Aim of the study: Leber's congenital amaurosis (LCA) had been diagnosed on/in 42 children between 1968 and 1996 at the Deptm. of Ophthalmology, University Hospital Zurich. We reexamined critically this rare diagnosis in retrospect and with new examinations where possible.
Patients and methods: Clinical and electroretinographic (ERG) results, often obtained in general anesthesia, were re-evaluated and when possible repeated in new examinations.

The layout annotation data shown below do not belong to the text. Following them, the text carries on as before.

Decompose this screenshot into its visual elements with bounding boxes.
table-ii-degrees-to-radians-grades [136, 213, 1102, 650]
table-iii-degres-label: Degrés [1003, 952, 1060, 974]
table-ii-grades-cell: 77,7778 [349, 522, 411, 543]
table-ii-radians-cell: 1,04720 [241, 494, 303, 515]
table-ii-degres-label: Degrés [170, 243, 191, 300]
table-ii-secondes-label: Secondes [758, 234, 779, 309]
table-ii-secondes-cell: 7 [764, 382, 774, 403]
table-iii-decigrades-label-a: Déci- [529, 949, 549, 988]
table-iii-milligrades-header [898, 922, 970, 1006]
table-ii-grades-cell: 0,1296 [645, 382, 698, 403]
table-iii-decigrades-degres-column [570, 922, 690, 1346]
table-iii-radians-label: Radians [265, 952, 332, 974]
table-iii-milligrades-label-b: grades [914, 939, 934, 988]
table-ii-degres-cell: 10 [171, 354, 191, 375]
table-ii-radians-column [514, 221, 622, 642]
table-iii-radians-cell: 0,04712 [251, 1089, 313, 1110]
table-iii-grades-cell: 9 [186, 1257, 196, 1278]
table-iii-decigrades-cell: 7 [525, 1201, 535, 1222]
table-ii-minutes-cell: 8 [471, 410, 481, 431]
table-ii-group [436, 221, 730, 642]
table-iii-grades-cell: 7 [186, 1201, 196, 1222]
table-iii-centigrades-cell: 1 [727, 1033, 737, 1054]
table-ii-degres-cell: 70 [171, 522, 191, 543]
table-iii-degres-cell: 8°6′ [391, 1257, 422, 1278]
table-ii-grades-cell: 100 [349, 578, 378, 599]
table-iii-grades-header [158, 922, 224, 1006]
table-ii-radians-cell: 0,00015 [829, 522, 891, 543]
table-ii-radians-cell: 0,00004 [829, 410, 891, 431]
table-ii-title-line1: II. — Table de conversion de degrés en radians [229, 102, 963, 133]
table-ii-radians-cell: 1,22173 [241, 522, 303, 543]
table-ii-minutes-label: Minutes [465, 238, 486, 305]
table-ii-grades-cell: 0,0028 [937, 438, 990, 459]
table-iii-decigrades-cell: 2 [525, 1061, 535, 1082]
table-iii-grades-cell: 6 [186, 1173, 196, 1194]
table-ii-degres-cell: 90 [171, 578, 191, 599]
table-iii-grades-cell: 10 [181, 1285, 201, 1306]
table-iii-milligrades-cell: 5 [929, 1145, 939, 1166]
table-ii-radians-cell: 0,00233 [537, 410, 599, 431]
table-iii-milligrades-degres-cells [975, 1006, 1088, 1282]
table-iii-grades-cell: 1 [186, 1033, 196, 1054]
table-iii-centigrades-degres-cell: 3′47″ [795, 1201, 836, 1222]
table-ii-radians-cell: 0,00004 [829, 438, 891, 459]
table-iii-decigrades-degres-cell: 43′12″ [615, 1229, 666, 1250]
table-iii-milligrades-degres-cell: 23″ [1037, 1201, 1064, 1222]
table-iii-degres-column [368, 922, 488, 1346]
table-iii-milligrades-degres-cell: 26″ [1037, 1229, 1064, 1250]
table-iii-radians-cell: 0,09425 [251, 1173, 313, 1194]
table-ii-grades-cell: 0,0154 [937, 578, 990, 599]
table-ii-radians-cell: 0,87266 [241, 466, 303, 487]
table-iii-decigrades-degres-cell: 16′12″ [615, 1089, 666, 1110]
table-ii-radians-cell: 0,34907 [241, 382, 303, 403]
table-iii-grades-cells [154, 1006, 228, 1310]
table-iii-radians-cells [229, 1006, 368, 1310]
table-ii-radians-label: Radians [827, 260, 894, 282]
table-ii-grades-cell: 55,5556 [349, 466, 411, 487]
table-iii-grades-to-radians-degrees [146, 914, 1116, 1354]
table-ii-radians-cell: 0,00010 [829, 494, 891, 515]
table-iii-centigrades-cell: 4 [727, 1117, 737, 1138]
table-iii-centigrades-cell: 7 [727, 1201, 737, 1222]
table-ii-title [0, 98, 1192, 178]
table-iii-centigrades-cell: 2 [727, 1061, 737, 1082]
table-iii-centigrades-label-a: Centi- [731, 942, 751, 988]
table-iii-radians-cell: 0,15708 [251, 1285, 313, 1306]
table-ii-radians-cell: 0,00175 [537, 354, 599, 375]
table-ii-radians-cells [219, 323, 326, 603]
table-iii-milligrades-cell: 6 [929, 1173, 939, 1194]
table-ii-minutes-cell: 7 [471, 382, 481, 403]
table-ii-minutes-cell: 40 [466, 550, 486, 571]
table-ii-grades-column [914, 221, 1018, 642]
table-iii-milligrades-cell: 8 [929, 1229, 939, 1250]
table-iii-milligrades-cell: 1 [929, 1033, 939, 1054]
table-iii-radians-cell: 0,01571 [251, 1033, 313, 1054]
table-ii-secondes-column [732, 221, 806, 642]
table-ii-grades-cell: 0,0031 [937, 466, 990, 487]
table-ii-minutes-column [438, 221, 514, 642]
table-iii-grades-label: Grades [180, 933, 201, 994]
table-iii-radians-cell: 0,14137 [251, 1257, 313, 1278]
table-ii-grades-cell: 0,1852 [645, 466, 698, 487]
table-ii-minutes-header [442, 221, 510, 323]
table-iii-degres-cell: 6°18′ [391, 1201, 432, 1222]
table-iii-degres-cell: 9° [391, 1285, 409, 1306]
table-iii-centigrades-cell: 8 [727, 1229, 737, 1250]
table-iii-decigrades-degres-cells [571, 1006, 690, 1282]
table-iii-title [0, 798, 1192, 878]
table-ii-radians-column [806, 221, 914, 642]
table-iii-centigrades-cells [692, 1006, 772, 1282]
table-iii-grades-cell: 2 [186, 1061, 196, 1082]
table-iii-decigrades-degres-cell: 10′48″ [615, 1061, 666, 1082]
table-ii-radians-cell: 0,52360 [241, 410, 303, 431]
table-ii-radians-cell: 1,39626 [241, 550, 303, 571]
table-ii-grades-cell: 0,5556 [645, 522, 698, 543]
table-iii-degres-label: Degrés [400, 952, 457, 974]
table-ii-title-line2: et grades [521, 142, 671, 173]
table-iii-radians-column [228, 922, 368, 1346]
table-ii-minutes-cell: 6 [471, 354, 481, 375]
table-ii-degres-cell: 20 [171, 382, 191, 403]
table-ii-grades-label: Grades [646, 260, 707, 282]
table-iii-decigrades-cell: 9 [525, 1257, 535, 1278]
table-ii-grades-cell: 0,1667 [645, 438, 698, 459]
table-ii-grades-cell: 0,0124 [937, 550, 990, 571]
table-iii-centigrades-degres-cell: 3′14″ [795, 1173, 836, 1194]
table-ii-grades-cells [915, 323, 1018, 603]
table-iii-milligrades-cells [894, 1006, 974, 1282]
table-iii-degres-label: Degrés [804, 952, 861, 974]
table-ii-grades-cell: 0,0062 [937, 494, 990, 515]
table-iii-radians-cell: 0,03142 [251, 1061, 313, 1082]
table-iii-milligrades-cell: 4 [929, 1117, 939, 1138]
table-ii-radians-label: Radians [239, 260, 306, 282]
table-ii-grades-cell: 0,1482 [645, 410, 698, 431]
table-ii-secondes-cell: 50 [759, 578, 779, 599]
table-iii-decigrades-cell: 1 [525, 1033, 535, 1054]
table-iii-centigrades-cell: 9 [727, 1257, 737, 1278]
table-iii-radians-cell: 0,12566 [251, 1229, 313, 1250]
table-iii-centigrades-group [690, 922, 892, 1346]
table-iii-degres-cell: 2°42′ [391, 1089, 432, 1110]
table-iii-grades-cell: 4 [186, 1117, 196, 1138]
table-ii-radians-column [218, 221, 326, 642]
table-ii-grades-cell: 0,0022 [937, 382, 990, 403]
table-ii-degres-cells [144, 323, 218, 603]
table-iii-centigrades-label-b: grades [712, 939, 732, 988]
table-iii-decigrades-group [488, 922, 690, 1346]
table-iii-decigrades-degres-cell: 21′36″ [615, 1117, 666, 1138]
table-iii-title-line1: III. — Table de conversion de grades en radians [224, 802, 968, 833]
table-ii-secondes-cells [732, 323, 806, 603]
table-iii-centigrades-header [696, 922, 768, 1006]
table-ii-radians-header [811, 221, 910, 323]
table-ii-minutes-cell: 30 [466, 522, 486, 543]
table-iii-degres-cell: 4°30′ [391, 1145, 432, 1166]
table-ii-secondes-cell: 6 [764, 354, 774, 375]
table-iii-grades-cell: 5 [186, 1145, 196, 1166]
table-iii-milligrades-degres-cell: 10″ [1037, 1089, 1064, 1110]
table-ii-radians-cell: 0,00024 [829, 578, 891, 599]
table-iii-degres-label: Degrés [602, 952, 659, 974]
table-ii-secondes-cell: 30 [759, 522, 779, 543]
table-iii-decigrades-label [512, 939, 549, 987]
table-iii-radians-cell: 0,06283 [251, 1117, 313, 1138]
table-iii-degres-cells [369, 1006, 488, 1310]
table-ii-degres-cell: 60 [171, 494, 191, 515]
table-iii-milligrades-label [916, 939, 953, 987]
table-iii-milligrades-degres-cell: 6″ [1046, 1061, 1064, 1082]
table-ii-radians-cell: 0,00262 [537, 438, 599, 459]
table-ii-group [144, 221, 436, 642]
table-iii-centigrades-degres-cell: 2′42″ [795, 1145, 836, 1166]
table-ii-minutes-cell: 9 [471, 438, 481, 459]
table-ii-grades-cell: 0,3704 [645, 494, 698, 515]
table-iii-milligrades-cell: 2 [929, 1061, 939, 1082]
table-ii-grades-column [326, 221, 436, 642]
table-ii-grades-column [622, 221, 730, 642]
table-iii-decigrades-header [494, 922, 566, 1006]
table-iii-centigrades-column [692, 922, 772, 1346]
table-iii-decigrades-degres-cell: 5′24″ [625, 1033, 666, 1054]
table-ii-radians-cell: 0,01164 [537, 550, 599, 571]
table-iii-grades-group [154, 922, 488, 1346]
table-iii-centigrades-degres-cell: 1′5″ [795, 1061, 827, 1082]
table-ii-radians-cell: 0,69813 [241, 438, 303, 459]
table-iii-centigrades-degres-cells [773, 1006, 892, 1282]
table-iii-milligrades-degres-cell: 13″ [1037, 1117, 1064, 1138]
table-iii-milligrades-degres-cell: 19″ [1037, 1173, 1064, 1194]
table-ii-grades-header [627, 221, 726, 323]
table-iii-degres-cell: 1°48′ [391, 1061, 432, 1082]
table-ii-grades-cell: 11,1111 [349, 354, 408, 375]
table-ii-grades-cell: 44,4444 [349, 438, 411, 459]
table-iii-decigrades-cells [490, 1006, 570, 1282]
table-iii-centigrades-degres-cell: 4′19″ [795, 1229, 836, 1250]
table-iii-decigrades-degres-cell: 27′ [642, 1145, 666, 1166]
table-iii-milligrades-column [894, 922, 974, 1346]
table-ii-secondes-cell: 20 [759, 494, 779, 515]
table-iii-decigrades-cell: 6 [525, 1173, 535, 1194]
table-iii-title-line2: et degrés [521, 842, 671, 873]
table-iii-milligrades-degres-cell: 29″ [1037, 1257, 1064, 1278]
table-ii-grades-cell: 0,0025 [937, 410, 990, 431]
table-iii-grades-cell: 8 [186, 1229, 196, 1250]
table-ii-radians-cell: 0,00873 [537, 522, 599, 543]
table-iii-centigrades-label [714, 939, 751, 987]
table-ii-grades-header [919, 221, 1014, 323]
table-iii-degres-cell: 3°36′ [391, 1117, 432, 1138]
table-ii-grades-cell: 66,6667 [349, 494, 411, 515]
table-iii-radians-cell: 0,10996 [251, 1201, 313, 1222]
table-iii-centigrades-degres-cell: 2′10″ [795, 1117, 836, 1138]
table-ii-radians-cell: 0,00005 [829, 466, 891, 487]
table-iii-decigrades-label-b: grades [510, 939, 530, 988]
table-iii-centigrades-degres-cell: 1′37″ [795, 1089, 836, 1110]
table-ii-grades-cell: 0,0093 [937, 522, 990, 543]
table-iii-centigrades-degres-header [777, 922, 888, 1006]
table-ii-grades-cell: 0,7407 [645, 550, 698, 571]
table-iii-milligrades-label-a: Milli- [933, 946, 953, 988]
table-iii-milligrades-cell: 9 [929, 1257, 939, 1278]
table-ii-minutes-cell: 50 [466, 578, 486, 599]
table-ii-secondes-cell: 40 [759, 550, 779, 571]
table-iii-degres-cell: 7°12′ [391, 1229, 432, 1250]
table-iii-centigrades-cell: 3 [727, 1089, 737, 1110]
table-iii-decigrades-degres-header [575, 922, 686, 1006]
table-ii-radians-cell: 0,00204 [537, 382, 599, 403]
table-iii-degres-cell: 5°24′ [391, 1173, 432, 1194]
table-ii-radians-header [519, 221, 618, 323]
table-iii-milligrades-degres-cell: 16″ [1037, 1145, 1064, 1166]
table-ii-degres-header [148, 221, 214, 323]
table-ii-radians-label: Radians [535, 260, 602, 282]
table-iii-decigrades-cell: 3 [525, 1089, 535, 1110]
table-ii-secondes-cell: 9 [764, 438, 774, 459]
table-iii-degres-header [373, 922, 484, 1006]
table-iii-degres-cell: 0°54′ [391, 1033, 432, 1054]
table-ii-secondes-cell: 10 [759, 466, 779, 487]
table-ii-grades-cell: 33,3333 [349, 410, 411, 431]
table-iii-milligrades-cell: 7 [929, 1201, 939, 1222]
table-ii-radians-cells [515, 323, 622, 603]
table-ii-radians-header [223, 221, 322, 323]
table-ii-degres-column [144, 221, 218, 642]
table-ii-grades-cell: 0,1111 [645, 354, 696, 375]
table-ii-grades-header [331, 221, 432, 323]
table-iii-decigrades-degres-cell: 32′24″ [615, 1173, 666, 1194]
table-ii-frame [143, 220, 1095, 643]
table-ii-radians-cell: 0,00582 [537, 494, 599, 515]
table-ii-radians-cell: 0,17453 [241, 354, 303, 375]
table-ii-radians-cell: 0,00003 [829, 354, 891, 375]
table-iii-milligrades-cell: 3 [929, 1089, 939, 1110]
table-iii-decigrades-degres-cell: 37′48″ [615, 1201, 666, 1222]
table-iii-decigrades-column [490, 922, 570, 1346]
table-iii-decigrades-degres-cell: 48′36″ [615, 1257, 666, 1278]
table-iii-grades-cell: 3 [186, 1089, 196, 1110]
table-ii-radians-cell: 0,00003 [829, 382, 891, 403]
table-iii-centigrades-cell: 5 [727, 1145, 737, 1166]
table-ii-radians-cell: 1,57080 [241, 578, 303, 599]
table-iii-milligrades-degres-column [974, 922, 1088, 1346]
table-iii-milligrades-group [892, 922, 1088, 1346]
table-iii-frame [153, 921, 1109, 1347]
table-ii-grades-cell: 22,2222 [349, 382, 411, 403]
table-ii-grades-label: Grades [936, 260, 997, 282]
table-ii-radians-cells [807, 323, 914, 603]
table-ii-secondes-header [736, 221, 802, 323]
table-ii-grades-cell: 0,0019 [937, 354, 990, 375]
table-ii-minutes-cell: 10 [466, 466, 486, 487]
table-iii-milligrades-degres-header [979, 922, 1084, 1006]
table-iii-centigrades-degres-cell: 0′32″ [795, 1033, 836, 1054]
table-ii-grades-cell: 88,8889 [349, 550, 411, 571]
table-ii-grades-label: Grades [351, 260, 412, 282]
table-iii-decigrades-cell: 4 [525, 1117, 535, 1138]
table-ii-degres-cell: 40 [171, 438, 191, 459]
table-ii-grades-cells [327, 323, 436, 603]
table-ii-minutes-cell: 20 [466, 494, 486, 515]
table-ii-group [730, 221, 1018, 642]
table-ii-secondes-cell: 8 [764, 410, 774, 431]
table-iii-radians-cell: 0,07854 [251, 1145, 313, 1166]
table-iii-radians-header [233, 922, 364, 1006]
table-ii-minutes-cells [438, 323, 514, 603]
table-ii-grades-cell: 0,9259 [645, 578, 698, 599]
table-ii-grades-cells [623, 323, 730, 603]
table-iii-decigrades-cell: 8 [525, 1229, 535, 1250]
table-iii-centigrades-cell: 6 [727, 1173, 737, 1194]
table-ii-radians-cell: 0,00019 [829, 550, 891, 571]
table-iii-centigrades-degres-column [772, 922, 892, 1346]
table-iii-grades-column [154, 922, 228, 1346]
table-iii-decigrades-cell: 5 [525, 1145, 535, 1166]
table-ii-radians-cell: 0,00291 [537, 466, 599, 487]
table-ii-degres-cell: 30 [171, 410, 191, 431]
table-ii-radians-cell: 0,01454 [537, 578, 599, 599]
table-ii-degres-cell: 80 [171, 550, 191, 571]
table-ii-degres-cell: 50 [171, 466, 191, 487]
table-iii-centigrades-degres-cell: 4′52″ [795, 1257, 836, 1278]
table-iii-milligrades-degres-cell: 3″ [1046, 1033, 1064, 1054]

Results: Thirty-three of the total 42 patients presented with an extinguished, 35 with markedly reduced, and 6 with minimal ERGs. A profound visual loss (from no light perception to 20/200), nystagmus and strabismus were the principal symptoms. The heterogeneity of retinal findings ranged from normal to salt and pepper or bone spicules pigmentation and pronounced chorioretinal atrophy. Vascular attenuation and rarification were frequent. Patients with nonocular findings such as mental retardation (n = 12), renal (n = 3) and skeletal (n = 4) abnormalities revealed no differing ERG- or retinal findings. The oculodigital sign (eye-poking) was found in 25%, and parental consanguinity was evident in 10% of the cases. In 16 patients that were reexamined, the progression of the disease was characterized by an increase in retinal pigmentary changes, attenuation of retinal vessel, and further diminuation of the visual acuity (n = 6).
Conclusion: Upon review, the diagnosis had to be revised in 8 patients as juvenile retinitis pigmentosa and in one as infantile Refsum syndrome. Bilateral visual impairement in infants should be assessed clinically and electroretinographically within the first year. Neuropediatric and metabolic examinations meaningfully complement the diagnostic procedures.